Je le regardai. C’était la seule réponse possible.
Sa bite était brillante, déjà dure à nouveau, à une paume de mon visage. Il la saisit à la base et la passa sur mes lèvres fermées, mes joues, mon menton, marquant ma peau de ma propre humidité.
— Ouvre, dit-il. Tire la langue.
J’obéis. Il posa le gland sur ma langue et attendit une seconde en me regardant avant de le pousser à l’intérieur. Ses doigts s’emmêlèrent dans mes cheveux et imposèrent le rythme avec une autorité qui n’admettait aucune négociation. Je la reçus avec mes lèvres, avec ma gorge, dans un effort qui se mêlait à quelque chose qui ressemblait beaucoup à de la fierté. Il poussa plus profondément et je sentis ma gorge se refermer, mes yeux se remplir de larmes et un fil de salive commencer à couler sur mon menton.
— Voilà, murmura-t-il. Avec toute ta bouche. Avale-la.
Il la maintint serrée contre le fond pendant quelques secondes, jusqu’à ce que le manque d’air me fasse pousser ses hanches avec mon front, puis il se retira, me laissant respirer. Il entra de nouveau. Et encore une fois. Il imposait tout le rythme, me tenant la tête des deux mains, tandis que j’essayais de garder les lèvres serrées, la langue travaillant dessous, suçant du mieux que je pouvais à chaque retrait.

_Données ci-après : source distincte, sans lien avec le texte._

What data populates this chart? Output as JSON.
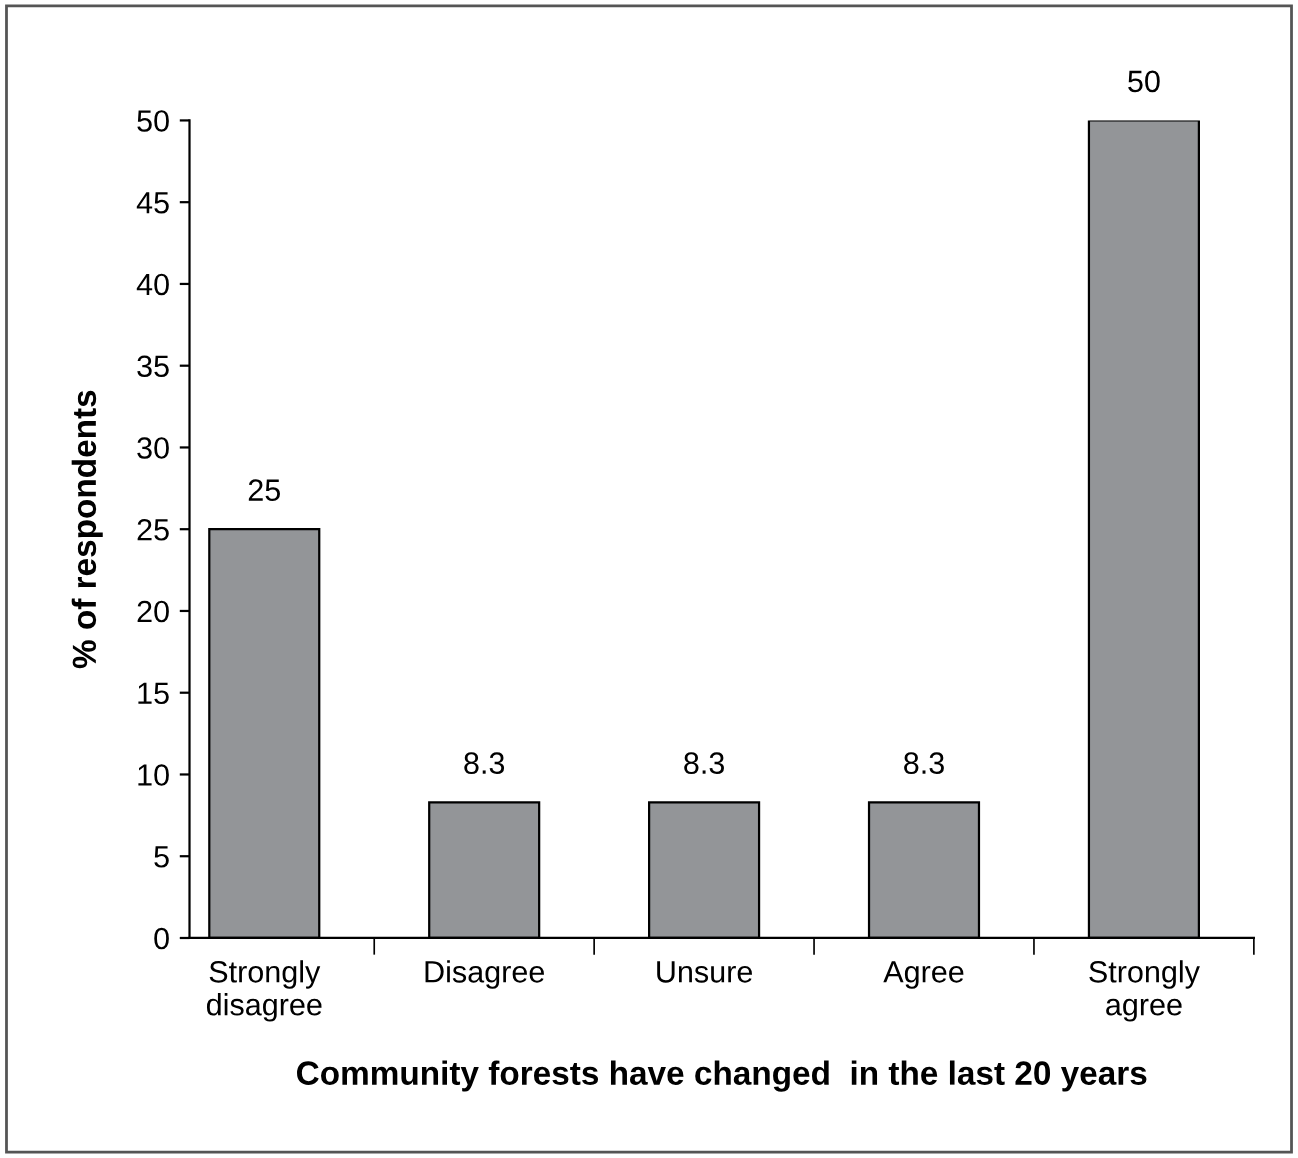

Ses paroles me parvenaient par fragments, mélange de dureté et d’une admiration sombre qui me déstabilisait plus que n’importe quelle insulte. Salope. Magnifique. Regarde comme tu t’étouffes. Voilà. Bonne fille.
Lorsqu’il atteignit sa limite, sa prise dans mes cheveux se resserra et sa voix se brisa à peine, cet unique instant où le contrôle absolu qu’il avait gardé toute la nuit se fissura. Il se retira juste assez pour se vider sur ma langue et mes lèvres, en jets abondants, épais et chauds. Il termina en passant le gland sur ma bouche ouverte.

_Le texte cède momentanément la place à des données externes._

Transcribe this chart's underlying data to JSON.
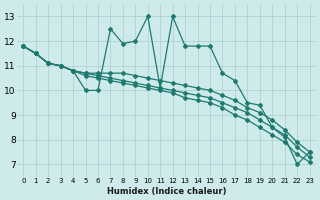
{
  "xlabel": "Humidex (Indice chaleur)",
  "bg_color": "#ceeaea",
  "grid_color": "#aacece",
  "line_color": "#1e7a70",
  "xlim": [
    -0.5,
    23.5
  ],
  "ylim": [
    6.5,
    13.5
  ],
  "xticks": [
    0,
    1,
    2,
    3,
    4,
    5,
    6,
    7,
    8,
    9,
    10,
    11,
    12,
    13,
    14,
    15,
    16,
    17,
    18,
    19,
    20,
    21,
    22,
    23
  ],
  "yticks": [
    7,
    8,
    9,
    10,
    11,
    12,
    13
  ],
  "line_jagged_y": [
    11.8,
    11.5,
    11.1,
    11.0,
    10.8,
    10.0,
    10.0,
    12.5,
    11.9,
    12.0,
    13.0,
    10.1,
    13.0,
    11.8,
    11.8,
    11.8,
    10.7,
    10.4,
    9.5,
    9.4,
    8.5,
    8.1,
    7.0,
    7.5
  ],
  "line_smooth1_y": [
    11.8,
    11.5,
    11.1,
    11.0,
    10.8,
    10.7,
    10.7,
    10.7,
    10.7,
    10.6,
    10.5,
    10.4,
    10.3,
    10.2,
    10.1,
    10.0,
    9.8,
    9.6,
    9.3,
    9.1,
    8.8,
    8.4,
    7.9,
    7.5
  ],
  "line_smooth2_y": [
    11.8,
    11.5,
    11.1,
    11.0,
    10.8,
    10.7,
    10.6,
    10.5,
    10.4,
    10.3,
    10.2,
    10.1,
    10.0,
    9.9,
    9.8,
    9.7,
    9.5,
    9.3,
    9.1,
    8.8,
    8.5,
    8.2,
    7.7,
    7.3
  ],
  "line_smooth3_y": [
    11.8,
    11.5,
    11.1,
    11.0,
    10.8,
    10.6,
    10.5,
    10.4,
    10.3,
    10.2,
    10.1,
    10.0,
    9.9,
    9.7,
    9.6,
    9.5,
    9.3,
    9.0,
    8.8,
    8.5,
    8.2,
    7.9,
    7.4,
    7.1
  ]
}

— Avale tout, dit-il. Sans recracher. Puis montre-moi.
J’avalai. J’ouvris la bouche. Je lui montrai ma langue vide.
— Bonne fille, répéta-t-il, et ce mot dans sa voix me fit de nouveau serrer les cuisses, inutilement.

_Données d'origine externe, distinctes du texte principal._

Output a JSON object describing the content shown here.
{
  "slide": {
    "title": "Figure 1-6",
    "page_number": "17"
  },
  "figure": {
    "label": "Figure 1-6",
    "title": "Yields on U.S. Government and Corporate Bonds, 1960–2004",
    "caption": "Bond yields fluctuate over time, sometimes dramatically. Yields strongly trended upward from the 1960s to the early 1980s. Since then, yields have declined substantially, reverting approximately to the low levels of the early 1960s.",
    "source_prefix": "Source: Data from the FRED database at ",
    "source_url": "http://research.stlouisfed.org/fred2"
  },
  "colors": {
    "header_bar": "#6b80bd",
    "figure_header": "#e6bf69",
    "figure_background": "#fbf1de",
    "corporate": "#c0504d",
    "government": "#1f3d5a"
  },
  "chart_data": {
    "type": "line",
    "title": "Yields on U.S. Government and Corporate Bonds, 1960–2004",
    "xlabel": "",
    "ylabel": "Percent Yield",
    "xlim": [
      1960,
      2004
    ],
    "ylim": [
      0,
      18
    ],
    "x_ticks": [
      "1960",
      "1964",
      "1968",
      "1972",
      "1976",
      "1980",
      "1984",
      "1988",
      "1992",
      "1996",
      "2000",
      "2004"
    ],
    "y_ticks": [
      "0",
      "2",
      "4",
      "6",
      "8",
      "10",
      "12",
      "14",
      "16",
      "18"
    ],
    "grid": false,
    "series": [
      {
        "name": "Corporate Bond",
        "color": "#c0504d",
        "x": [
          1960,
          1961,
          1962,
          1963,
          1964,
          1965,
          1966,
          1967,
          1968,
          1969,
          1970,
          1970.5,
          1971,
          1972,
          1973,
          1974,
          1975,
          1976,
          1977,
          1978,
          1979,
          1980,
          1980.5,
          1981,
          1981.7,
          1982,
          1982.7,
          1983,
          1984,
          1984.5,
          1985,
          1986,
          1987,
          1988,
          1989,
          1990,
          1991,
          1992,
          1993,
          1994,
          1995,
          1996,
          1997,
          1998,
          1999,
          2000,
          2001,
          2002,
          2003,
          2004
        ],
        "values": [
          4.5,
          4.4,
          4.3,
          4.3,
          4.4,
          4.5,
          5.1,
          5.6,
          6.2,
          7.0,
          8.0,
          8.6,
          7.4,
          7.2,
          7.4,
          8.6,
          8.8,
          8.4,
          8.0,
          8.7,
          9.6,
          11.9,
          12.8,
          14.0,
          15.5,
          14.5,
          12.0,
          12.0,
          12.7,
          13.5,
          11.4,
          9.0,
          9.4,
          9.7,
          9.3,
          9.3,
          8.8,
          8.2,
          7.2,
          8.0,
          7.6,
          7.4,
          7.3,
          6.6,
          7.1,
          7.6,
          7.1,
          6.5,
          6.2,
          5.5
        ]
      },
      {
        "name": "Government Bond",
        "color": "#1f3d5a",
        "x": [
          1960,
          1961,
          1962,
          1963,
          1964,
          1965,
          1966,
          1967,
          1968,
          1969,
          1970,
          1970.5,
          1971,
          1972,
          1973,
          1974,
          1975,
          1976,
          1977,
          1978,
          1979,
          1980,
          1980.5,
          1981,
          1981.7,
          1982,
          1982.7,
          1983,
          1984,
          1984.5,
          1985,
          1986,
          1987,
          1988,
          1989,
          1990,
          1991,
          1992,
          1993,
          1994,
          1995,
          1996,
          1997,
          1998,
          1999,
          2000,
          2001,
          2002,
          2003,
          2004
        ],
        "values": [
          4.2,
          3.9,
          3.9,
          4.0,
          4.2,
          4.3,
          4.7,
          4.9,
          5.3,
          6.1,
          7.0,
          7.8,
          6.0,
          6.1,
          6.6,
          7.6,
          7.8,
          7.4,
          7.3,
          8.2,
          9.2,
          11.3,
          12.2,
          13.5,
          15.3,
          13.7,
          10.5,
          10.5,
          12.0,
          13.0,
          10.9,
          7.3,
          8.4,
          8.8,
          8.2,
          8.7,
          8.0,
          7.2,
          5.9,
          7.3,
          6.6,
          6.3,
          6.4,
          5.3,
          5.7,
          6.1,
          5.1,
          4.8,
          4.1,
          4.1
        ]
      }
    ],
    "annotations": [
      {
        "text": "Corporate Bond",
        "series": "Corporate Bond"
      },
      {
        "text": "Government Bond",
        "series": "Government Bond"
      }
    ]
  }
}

— Ne bouge pas, dit-il ensuite d’une voix encore rauque.
Je ne bougeai pas.
***
Ses mains trouvèrent le nœud de la corde avec la même efficacité qu’au moment de l’attacher. Il défit chaque tour lentement, s’assurant que la circulation revenait avant de libérer la portion suivante.
Lorsque mes mains furent libres, il les prit entre les siennes et examina les marques roses sur mes poignets. Il passa ses pouces dessus avec une douceur qui contrastait brutalement avec l’heure précédente.
— Comment vas-tu ? demanda-t-il d’une voix qui avait elle aussi changé.
— Bien, dis-je, et c’était la première fois de la nuit que ce mot était complètement vrai.
Il me fit asseoir sur le canapé et disparut un instant dans la cuisine. Il revint avec un verre d’eau et s’assit à côté de moi, non plus en face comme auparavant, mais près de moi, son épaule frôlant la mienne.
Je bus lentement.
— Tu restes un moment ? demanda-t-il.
— Un moment, répondis-je.
Il ne dit rien de plus. Ce n’était pas nécessaire.
Le café était toujours froid sur la table basse. Personne n’y avait retouché. Mais ce qu’il m’avait donné cette nuit-là était quelque chose pour lequel je n’avais pas encore les mots exacts : la certitude que certaines choses ne se comprennent que lorsqu’on cesse d’essayer de les contrôler, lorsqu’on arrête d’être la narratrice et qu’on accepte, pour une fois, d’être seulement le corps qui ressent.
Dehors, la ville poursuivait son cours. Ici, la lampe sur pied était toujours allumée, et moi, j’étais toujours entière, quoique d’une façon différente de celle dont j’étais arrivée.